The fetal cardiovascular system operates differently than a newborn’s. Inside the womb, a baby’s lungs, digestive system, and liver are not fully active. The placenta provides oxygen and nutrients and removes waste. This unique arrangement requires specialized, temporary circulatory pathways to ensure the growing baby receives what it needs until birth.
Key Fetal Cardiovascular Structures
The fetal cardiovascular system features several specialized structures designed to efficiently direct blood away from the non-functional lungs and liver.
The foramen ovale is an opening located between the right and left atria of the heart. This allows oxygenated blood from the inferior vena cava to largely bypass the pulmonary circulation by flowing directly from the right atrium into the left atrium, and then into the left ventricle and aorta to supply the brain and heart with oxygen-rich blood.
The ductus arteriosus connects the pulmonary artery directly to the aorta. This shunt diverts most of the blood pumped by the right ventricle away from the high-resistance pulmonary circulation and into the systemic circulation, allowing it to bypass the fluid-filled fetal lungs.

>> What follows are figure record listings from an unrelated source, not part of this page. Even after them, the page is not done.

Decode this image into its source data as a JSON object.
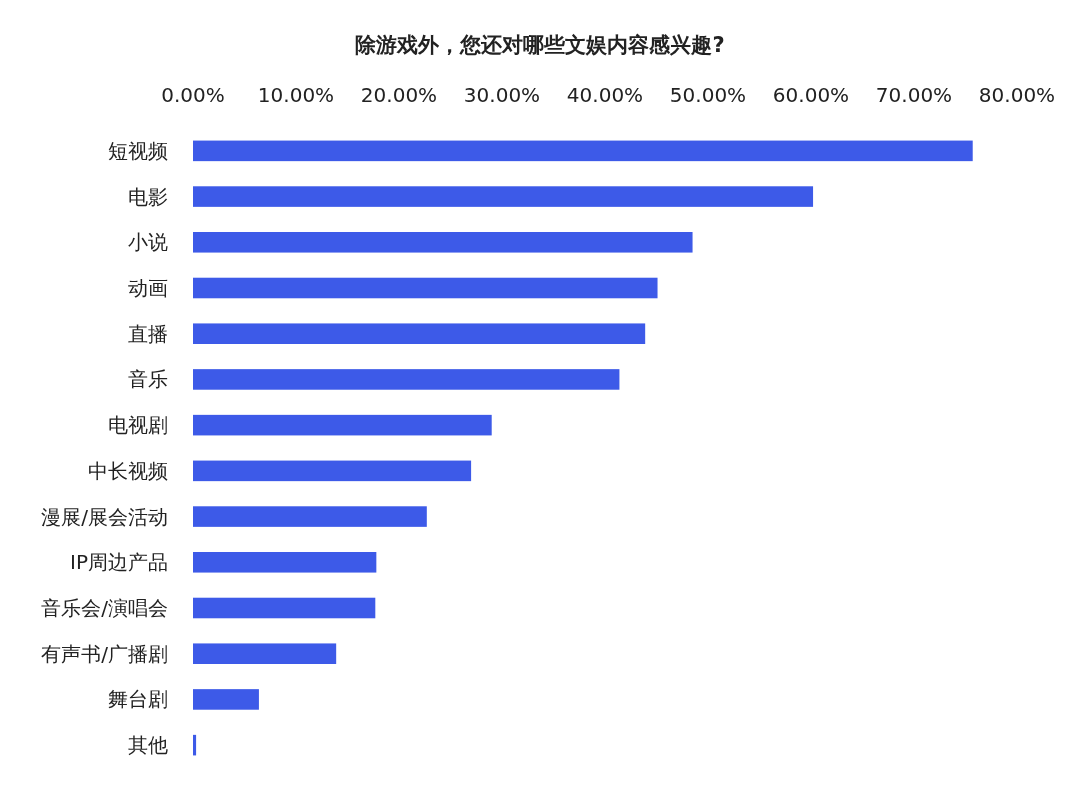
{
  "chart_data": {
    "type": "bar",
    "orientation": "horizontal",
    "title": "除游戏外，您还对哪些文娱内容感兴趣?",
    "categories": [
      "短视频",
      "电影",
      "小说",
      "动画",
      "直播",
      "音乐",
      "电视剧",
      "中长视频",
      "漫展/展会活动",
      "IP周边产品",
      "音乐会/演唱会",
      "有声书/广播剧",
      "舞台剧",
      "其他"
    ],
    "values": [
      75.7,
      60.2,
      48.5,
      45.1,
      43.9,
      41.4,
      29,
      27,
      22.7,
      17.8,
      17.7,
      13.9,
      6.4,
      0.3
    ],
    "color": "#3d5ae8",
    "xlim": [
      0,
      80
    ],
    "xticks": [
      {
        "value": 0,
        "label": "0.00%"
      },
      {
        "value": 10,
        "label": "10.00%"
      },
      {
        "value": 20,
        "label": "20.00%"
      },
      {
        "value": 30,
        "label": "30.00%"
      },
      {
        "value": 40,
        "label": "40.00%"
      },
      {
        "value": 50,
        "label": "50.00%"
      },
      {
        "value": 60,
        "label": "60.00%"
      },
      {
        "value": 70,
        "label": "70.00%"
      },
      {
        "value": 80,
        "label": "80.00%"
      }
    ]
  }
}
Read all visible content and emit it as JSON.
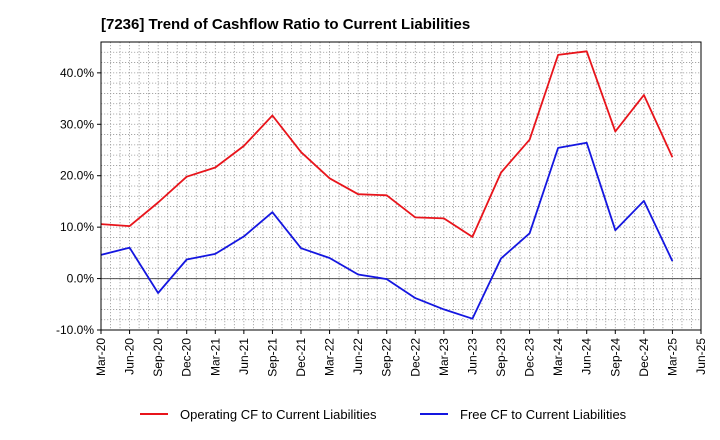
{
  "chart_data": {
    "type": "line",
    "title": "[7236]  Trend of Cashflow Ratio to Current Liabilities",
    "xlabel": "",
    "ylabel": "",
    "x": [
      "Mar-20",
      "Jun-20",
      "Sep-20",
      "Dec-20",
      "Mar-21",
      "Jun-21",
      "Sep-21",
      "Dec-21",
      "Mar-22",
      "Jun-22",
      "Sep-22",
      "Dec-22",
      "Mar-23",
      "Jun-23",
      "Sep-23",
      "Dec-23",
      "Mar-24",
      "Jun-24",
      "Sep-24",
      "Dec-24",
      "Mar-25",
      "Jun-25"
    ],
    "ylim": [
      -10,
      46
    ],
    "yticks": [
      -10,
      0,
      10,
      20,
      30,
      40
    ],
    "ytick_labels": [
      "-10.0%",
      "0.0%",
      "10.0%",
      "20.0%",
      "30.0%",
      "40.0%"
    ],
    "grid": true,
    "legend_position": "bottom",
    "series": [
      {
        "name": "Operating CF to Current Liabilities",
        "color": "#e8141b",
        "values": [
          10.6,
          10.2,
          14.8,
          19.8,
          21.6,
          25.8,
          31.7,
          24.6,
          19.5,
          16.4,
          16.2,
          11.9,
          11.7,
          8.1,
          20.6,
          27.0,
          43.5,
          44.2,
          28.6,
          35.7,
          23.6,
          null
        ]
      },
      {
        "name": "Free CF to Current Liabilities",
        "color": "#1416e0",
        "values": [
          4.6,
          6.0,
          -2.8,
          3.7,
          4.8,
          8.2,
          12.9,
          5.9,
          4.0,
          0.8,
          -0.1,
          -3.8,
          -6.0,
          -7.8,
          3.9,
          8.8,
          25.4,
          26.4,
          9.4,
          15.1,
          3.4,
          null
        ]
      }
    ]
  }
}
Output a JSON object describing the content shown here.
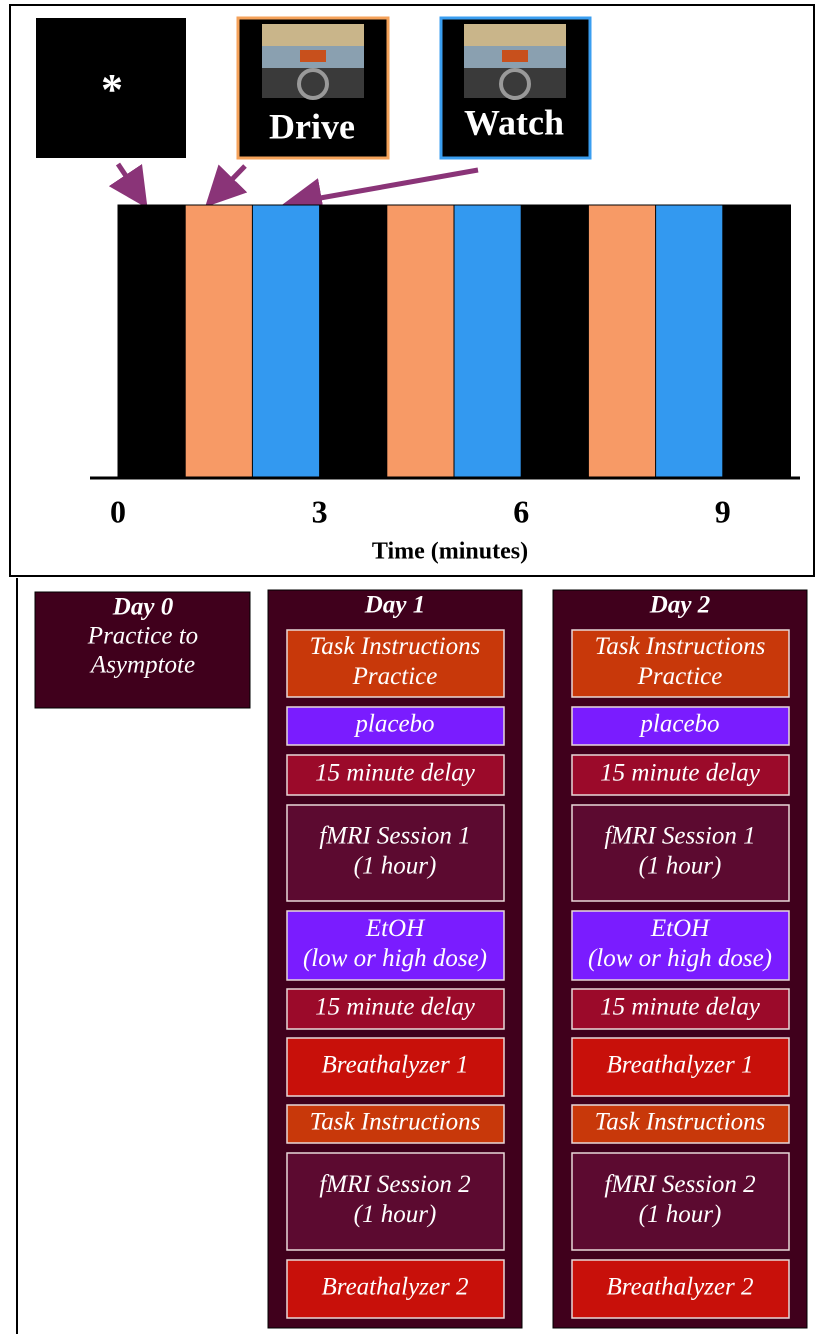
{
  "timeline": {
    "fixation_label": "*",
    "drive_label": "Drive",
    "watch_label": "Watch",
    "ticks": [
      0,
      3,
      6,
      9
    ],
    "axis_label": "Time (minutes)"
  },
  "schedule": {
    "day0": {
      "title": "Day 0",
      "lines": [
        "Practice to",
        "Asymptote"
      ]
    },
    "days": [
      {
        "title": "Day 1",
        "steps": [
          [
            "Task Instructions",
            "Practice"
          ],
          [
            "placebo"
          ],
          [
            "15 minute delay"
          ],
          [
            "fMRI Session 1",
            "(1 hour)"
          ],
          [
            "EtOH",
            "(low or high dose)"
          ],
          [
            "15 minute delay"
          ],
          [
            "Breathalyzer 1"
          ],
          [
            "Task Instructions"
          ],
          [
            "fMRI Session 2",
            "(1 hour)"
          ],
          [
            "Breathalyzer 2"
          ]
        ]
      },
      {
        "title": "Day 2",
        "steps": [
          [
            "Task Instructions",
            "Practice"
          ],
          [
            "placebo"
          ],
          [
            "15 minute delay"
          ],
          [
            "fMRI Session 1",
            "(1 hour)"
          ],
          [
            "EtOH",
            "(low or high dose)"
          ],
          [
            "15 minute delay"
          ],
          [
            "Breathalyzer 1"
          ],
          [
            "Task Instructions"
          ],
          [
            "fMRI Session 2",
            "(1 hour)"
          ],
          [
            "Breathalyzer 2"
          ]
        ]
      }
    ]
  }
}
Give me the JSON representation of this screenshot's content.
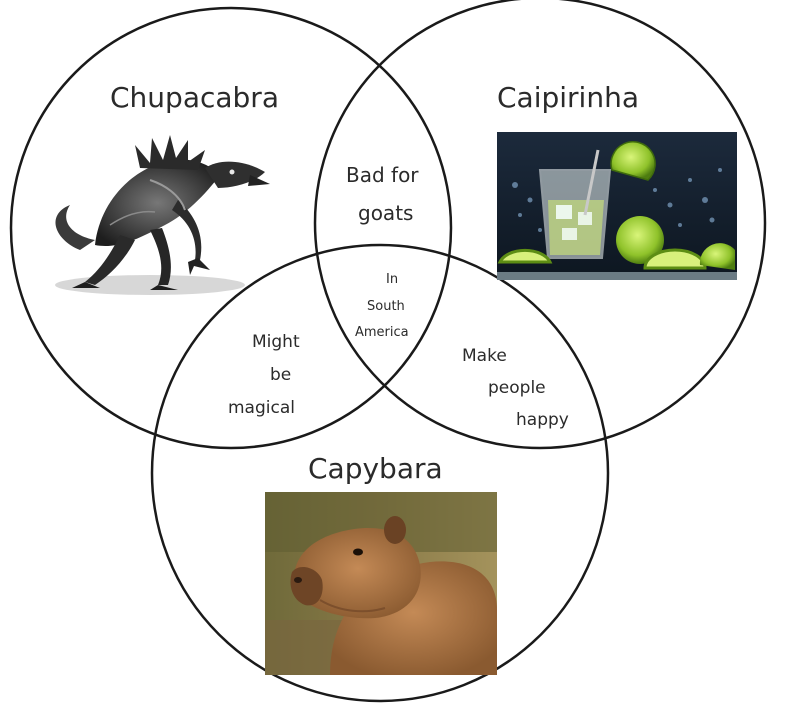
{
  "sets": {
    "chupacabra": "Chupacabra",
    "caipirinha": "Caipirinha",
    "capybara": "Capybara"
  },
  "overlaps": {
    "chupacabra_caipirinha": [
      "Bad for",
      "goats"
    ],
    "all_three": [
      "In",
      "South",
      "America"
    ],
    "chupacabra_capybara": [
      "Might",
      "be",
      "magical"
    ],
    "caipirinha_capybara": [
      "Make",
      "people",
      "happy"
    ]
  },
  "images": {
    "chupacabra": "chupacabra-creature",
    "caipirinha": "caipirinha-cocktail-with-limes",
    "capybara": "capybara-photo"
  },
  "colors": {
    "circle_stroke": "#1a1a1a",
    "background": "#ffffff",
    "text": "#2b2b2b"
  }
}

The ductus venosus is a specialized shunt that bypasses the liver. It connects the umbilical vein, which carries oxygenated blood from the placenta, directly to the inferior vena cava, minimizing blood flow through the fetal liver.
The umbilical cord contains two umbilical arteries and one umbilical vein, unique to fetal circulation. The two umbilical arteries carry deoxygenated blood and waste products from the fetus back to the placenta for removal. Conversely, the single umbilical vein transports oxygenated, nutrient-rich blood from the placenta to the developing fetus. These vessels are the direct link between the maternal and fetal circulations, facilitating all necessary exchanges.
Transformations to Postnatal Structures
Upon birth, the specialized fetal cardiovascular structures undergo significant transformations, either closing off or becoming non-functional ligaments.
The foramen ovale, the opening between the atria, closes to become the fossa ovalis. This closure occurs as pressure in the left atrium surpasses that in the right atrium, pressing the septum primum against the septum secundum, eventually leading to fibrous fusion. The fossa ovalis remains as a shallow depression in the interatrial septum, serving as a remnant of this fetal bypass.
The ductus arteriosus, which shunted blood from the pulmonary artery to the aorta, transforms into the ligamentum arteriosum after birth. This process begins with functional constriction shortly after birth, followed by anatomical closure through fibrosis. The ligamentum arteriosum is a fibrous cord connecting the aorta and the pulmonary artery, signifying its former role in bypassing the lungs.
The ductus venosus, which bypassed the fetal liver, becomes the ligamentum venosum. Its closure starts within minutes of birth, with complete obliteration occurring over time, forming a fibrous band. This ligament is a fibrous remnant located in the liver, indicating the pathway that once allowed highly oxygenated blood to bypass the hepatic sinusoids.
The umbilical arteries, responsible for carrying deoxygenated blood to the placenta, largely obliterate after birth to become the medial umbilical ligaments. These fibrous cords are found on the anterior abdominal wall.
The umbilical vein, which transported oxygenated blood from the placenta, transforms into the round ligament of the liver, also known as the ligamentum teres hepatis. This fibrous cord extends from the umbilicus to the liver’s transverse fissure.
The Crucial Transition at Birth
The shift from fetal to postnatal circulation is a rapid and complex physiological event, primarily triggered by the baby’s first breath and the clamping of the umbilical cord. When a newborn takes its first breath, the lungs inflate and clear of fluid. This aeration leads to a dramatic decrease in pulmonary vascular resistance, allowing blood to flow freely into the lungs for oxygenation. The influx of oxygen into the pulmonary arterioles contributes to their dilation, further reducing resistance.
Concurrently, the clamping of the umbilical cord severs the connection to the placenta, which was a low-resistance vascular bed. This cessation of placental blood flow causes an immediate and significant increase in systemic vascular resistance throughout the baby’s body. The combined effects of decreased pulmonary resistance and increased systemic resistance lead to a reversal of pressure gradients within the heart and major vessels.
The increased blood flow to the lungs and the subsequent increase in pulmonary venous return raise the pressure in the left atrium. This elevated left atrial pressure, now higher than the right atrial pressure, forces the septum primum flap of the foramen ovale against the septum secundum, functionally closing the opening. Similarly, the increased arterial oxygen tension and the altered blood flow dynamics cause the ductus arteriosus to constrict and functionally close. The changes in pressure and blood flow also lead to the collapse and eventual obliteration of the ductus venosus and the umbilical vessels, directing all blood entering the liver through the hepatic sinusoids.